On 02 Dec 2013, at 19:03, meekerdb wrote:
On 12/2/2013 1:55 AM, Bruno Marchal wrote:
As one of my physics advisors, Jurgen Ehlers, used to say, "Before
we can know whether a thing exists we must first know its
properties."
Exactly. That is my main criticism of atheism. They have to believe
in a rather precise notion of God to disbelieve in it.
And you criticize us for that!? My main criticism of you and
theologians is that they want to take the fairly precise notion of
God, the one that billions of people pray to and tithe to and strive
to obey,
The very fact that this definition is precise should make you
skeptical about it. You talk current majority, I point on a concept
with has a large long human history. You look like wanting aborting a
possible science.
try to stretch it and chop it to fit some rational philosophy,
But that is what we do all the time in science.

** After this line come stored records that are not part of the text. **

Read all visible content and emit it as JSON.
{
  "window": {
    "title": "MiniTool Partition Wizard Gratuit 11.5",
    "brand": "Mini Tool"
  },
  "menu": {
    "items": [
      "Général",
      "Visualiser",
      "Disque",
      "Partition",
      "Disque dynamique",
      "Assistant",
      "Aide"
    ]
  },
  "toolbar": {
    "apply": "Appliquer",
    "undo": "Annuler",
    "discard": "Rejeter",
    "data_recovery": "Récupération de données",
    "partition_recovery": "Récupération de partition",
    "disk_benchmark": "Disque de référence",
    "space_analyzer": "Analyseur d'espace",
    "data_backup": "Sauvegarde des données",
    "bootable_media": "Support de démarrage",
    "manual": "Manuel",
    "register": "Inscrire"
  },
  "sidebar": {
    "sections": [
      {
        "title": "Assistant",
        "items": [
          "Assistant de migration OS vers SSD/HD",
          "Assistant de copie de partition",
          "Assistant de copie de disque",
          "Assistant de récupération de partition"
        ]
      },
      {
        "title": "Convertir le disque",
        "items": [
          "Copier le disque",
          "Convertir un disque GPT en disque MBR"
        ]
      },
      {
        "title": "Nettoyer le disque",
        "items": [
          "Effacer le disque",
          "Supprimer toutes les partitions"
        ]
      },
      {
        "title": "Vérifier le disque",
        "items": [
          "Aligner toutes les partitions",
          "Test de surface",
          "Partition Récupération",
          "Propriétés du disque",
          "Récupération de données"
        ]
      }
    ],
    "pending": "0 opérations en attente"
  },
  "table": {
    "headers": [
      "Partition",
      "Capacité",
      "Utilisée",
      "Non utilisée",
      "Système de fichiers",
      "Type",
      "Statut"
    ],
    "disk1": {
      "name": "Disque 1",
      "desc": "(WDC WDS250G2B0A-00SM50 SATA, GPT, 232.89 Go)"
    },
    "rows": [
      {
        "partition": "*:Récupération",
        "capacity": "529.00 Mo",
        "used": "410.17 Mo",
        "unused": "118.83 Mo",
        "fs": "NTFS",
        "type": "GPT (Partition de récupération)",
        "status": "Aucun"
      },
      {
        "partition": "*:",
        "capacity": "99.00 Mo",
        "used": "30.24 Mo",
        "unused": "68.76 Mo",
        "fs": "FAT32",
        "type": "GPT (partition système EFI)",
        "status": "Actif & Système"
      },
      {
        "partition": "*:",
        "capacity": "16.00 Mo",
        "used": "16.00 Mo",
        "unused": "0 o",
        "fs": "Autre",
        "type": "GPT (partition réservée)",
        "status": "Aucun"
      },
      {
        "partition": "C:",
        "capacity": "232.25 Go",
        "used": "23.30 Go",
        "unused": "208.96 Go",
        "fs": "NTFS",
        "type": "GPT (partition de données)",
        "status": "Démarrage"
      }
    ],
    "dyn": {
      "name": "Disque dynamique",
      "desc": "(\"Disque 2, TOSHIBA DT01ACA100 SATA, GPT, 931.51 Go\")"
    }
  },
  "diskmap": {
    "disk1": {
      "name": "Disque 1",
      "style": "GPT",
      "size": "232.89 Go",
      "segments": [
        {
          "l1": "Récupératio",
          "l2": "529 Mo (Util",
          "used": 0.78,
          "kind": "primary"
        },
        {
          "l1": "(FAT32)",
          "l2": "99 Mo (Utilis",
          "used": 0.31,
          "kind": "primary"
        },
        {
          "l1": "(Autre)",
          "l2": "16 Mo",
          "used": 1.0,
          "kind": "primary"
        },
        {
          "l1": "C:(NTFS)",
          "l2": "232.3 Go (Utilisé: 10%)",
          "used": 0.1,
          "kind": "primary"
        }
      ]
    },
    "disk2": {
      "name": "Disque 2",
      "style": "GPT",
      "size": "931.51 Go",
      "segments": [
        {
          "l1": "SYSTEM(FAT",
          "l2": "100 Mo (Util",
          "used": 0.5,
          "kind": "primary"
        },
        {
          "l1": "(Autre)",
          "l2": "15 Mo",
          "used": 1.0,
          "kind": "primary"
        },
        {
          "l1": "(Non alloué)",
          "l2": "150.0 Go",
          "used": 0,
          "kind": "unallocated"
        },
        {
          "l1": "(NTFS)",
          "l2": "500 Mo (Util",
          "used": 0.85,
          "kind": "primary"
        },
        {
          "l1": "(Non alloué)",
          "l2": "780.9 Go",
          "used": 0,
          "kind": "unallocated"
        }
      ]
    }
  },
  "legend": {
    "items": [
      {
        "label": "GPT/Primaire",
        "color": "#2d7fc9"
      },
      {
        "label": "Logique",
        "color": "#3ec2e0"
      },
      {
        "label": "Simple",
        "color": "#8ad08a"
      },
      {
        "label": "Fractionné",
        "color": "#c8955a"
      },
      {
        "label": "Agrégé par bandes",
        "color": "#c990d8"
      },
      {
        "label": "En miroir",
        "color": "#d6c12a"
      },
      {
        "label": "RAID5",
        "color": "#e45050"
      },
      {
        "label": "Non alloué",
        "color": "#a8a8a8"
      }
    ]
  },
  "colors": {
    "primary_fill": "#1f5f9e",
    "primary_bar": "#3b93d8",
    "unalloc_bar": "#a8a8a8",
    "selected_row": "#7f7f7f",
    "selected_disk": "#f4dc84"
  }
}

Why couldn't we do that in theology?
Who forbids that? The pope, the Ayatollah and the atheists.
just so they and their close friends can say, "We believe in God
rationally
Come on. No serious theologian would say that. they know you need
grace, luck, or a bit of salvia divinorum, which seems to cure atheism
according to some reports.
We can't believe in God rationally, nor can we believe in the moon
rationally, but we can study the consequences of our theories.
And when we become rational, as you know, we are lead from questions
to questions.
and so all those people are justified in continuing to believe in
fairy tales; they just don't know what the fairy tale really is."
Some fairy tales might have some symbolical explanation, others might
not.
But the only God in which it is easy to disbelieve in, are the
Fairy Tale notion of God. Atheism becomes equivalent with "I don't
believe in fairy tales". Now I have tuns of books in theology, and
I have not yet seen one defending fairy tales notion of Gods.
(Except the free one given by Jehovah witness, which I don't read,
except to measure the credulity exploited by their sects).
And except the Bible, the Quran, and the Torah - which are the fairy
tales believed by billions of people, all but a tiny group of
'theologians' who also claim to believe them, but try to make the
belief rational by redefining all the words in them - just as you
redefine "God".
I suggest definition, and make reasoning, and that is what the
scientists always do. The "simple" machines theology is refutable as
it contains physics.
I can understand the dislike of the term "God" given the many things
made in its name, but I think that if your read the theological
literature you can become open that the religious phenomenon is not
just in the brain, it might reflect some deeper arithmetical truth,
concerning notably the relation between the first person self and truth.
I fail to understand the certainty you seem to have in this matter.